The new Ryan Field will likely be the most expensive college football stadium project ever. The largest Sportico is aware of was Cal’s $474 million renovation of California Memorial Stadium, which included $200 million in seismic retrofitting. San Diego State’s new Snapdragon Stadium cost $310 million, and Texas A&M’s major renovation of Kyle Field cost $450 million.
The path to reaching this point hasn’t been perfectly linear for the school and Ryan family. The discussions originally started about a renovation to the old venue, then evolved into a wider—and much more expensive—vision for a longer-term solution. The plans were disrupted last year when long-time football coach Pat Fitzgerald was fired after a hazing investigation. In an open letter to the school’s president, a group of tenured professors asked that the planning be halted.

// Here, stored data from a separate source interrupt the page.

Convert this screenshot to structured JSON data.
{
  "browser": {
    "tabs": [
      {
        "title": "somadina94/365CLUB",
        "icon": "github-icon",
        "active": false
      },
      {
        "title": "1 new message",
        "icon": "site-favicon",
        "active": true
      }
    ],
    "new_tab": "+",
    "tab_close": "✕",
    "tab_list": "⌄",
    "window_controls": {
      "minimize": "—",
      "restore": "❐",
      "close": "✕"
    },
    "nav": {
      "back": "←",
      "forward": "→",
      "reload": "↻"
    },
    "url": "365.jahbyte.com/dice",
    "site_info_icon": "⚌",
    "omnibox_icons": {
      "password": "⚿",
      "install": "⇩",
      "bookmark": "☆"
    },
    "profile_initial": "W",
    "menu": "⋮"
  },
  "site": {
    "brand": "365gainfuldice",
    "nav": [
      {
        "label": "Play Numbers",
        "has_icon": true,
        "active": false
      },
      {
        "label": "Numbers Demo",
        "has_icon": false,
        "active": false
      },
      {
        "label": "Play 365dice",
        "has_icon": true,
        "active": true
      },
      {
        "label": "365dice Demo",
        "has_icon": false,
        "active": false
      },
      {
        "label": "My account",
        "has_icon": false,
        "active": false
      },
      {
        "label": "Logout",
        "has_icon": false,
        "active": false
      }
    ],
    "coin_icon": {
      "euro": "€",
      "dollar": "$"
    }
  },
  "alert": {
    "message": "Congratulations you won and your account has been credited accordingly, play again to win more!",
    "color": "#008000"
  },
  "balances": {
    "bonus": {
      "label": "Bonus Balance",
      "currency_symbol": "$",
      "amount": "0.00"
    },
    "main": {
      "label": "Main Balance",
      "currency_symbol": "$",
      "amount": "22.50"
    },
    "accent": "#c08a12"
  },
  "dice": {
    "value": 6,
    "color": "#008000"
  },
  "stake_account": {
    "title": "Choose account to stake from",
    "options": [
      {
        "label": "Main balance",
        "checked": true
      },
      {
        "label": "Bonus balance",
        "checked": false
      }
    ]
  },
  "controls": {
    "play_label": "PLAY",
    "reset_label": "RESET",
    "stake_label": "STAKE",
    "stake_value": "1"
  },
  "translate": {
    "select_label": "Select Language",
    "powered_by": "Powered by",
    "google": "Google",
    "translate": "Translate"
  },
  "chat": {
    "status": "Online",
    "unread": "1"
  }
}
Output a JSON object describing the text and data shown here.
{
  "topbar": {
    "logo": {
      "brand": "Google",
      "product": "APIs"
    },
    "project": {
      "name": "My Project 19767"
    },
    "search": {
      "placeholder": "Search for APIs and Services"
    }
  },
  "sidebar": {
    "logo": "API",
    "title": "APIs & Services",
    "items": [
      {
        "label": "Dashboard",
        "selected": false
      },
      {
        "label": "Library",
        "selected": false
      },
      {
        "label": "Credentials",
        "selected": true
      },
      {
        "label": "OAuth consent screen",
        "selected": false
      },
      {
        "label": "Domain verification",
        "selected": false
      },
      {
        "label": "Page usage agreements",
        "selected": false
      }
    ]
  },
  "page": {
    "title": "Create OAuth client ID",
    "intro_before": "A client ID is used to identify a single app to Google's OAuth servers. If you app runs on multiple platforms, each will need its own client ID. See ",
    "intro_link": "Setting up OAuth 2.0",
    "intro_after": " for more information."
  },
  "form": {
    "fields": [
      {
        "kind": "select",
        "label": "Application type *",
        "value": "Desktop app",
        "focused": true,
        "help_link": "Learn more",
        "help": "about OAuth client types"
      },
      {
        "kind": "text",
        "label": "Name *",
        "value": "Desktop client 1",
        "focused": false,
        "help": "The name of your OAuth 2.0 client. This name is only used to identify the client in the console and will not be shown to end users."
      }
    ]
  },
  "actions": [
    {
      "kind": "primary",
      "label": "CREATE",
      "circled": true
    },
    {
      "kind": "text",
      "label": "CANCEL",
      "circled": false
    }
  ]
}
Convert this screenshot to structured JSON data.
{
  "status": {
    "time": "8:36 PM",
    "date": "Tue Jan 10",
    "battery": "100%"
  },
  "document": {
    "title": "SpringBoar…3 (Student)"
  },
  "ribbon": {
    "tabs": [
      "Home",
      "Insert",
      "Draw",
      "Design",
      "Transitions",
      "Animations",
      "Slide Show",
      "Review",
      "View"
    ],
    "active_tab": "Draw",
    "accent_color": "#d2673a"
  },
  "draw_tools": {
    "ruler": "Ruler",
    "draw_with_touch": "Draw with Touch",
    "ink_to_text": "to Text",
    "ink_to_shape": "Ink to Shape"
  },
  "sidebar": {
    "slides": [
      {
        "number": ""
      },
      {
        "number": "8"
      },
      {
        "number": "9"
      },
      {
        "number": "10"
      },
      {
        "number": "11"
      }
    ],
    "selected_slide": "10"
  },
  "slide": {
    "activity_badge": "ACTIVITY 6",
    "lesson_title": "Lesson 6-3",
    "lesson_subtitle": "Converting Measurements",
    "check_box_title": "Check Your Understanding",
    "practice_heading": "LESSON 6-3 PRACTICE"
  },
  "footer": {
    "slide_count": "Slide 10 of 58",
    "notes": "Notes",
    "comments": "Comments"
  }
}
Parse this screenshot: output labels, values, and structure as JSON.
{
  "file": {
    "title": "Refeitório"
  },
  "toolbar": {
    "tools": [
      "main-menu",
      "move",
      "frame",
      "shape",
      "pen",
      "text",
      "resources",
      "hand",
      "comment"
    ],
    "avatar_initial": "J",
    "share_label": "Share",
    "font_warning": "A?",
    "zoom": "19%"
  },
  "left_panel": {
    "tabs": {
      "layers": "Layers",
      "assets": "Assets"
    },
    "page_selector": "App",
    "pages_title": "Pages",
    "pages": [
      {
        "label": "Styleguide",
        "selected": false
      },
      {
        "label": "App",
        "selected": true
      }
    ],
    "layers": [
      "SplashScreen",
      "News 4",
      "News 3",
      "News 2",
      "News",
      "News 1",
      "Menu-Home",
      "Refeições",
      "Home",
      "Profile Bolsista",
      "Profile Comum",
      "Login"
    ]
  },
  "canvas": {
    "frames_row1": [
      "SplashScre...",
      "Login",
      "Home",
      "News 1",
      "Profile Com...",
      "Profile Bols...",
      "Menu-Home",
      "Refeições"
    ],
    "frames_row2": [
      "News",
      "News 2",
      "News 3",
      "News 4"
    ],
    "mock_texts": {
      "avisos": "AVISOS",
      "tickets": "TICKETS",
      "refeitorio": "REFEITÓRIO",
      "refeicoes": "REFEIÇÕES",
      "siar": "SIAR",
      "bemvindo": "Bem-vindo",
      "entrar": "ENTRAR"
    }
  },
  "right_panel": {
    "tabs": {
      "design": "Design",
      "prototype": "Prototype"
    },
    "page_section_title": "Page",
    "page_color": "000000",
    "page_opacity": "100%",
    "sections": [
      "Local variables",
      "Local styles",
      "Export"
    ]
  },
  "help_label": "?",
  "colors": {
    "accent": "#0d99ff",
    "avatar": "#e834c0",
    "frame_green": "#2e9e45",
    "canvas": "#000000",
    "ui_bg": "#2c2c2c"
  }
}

The group also had to negotiate with Evanston city leaders, eventually agreeing on a 15-year, $157.5 million package that includes tax revenue, money for workforce development, local grants and other incentives. The school’s piece of the funding for the stadium, Ryan said, includes a commitment to raise $100 million by selling naming and sponsorship opportunities around the project, including the village and plazas.
The co-CEO of Ryan Sports Development, Ryan declined to say how much his family has given to the university—“a lot,” is all he offered—but it’s more than any other family and the impact is substantial. His father, Patrick G. Ryan, graduated from Northwestern in 1959 and made his fortune in insurance. He’s now worth $13.2 billion, according to Forbes. Both Patrick Ryan Jr. and his brother Rob received MBAs from Northwestern and JDAs from its School of Law.
Next to the new Ryan Field will be Welsh-Ryan Arena, home to the Wildcats basketball, volleyball and wrestling teams. The football team practices in Ryan Fieldhouse. Northwestern students might take classes or work in the Ryan Family Nanotechnology Hall, the Patrick G. And Shirley W. Ryan Center for the Musical Arts, the Ryan Family Center for Global Primary Care, or the Ryan Institute on Complexity.
“My dad believes that everything great in his life had some relationship to Northwestern,” Ryan said. “And we’ve made philanthropic investments where the return to us is seeing something great happen in the world through Northwestern. It’s not all of our philanthropy, but it’s a significant part of it.”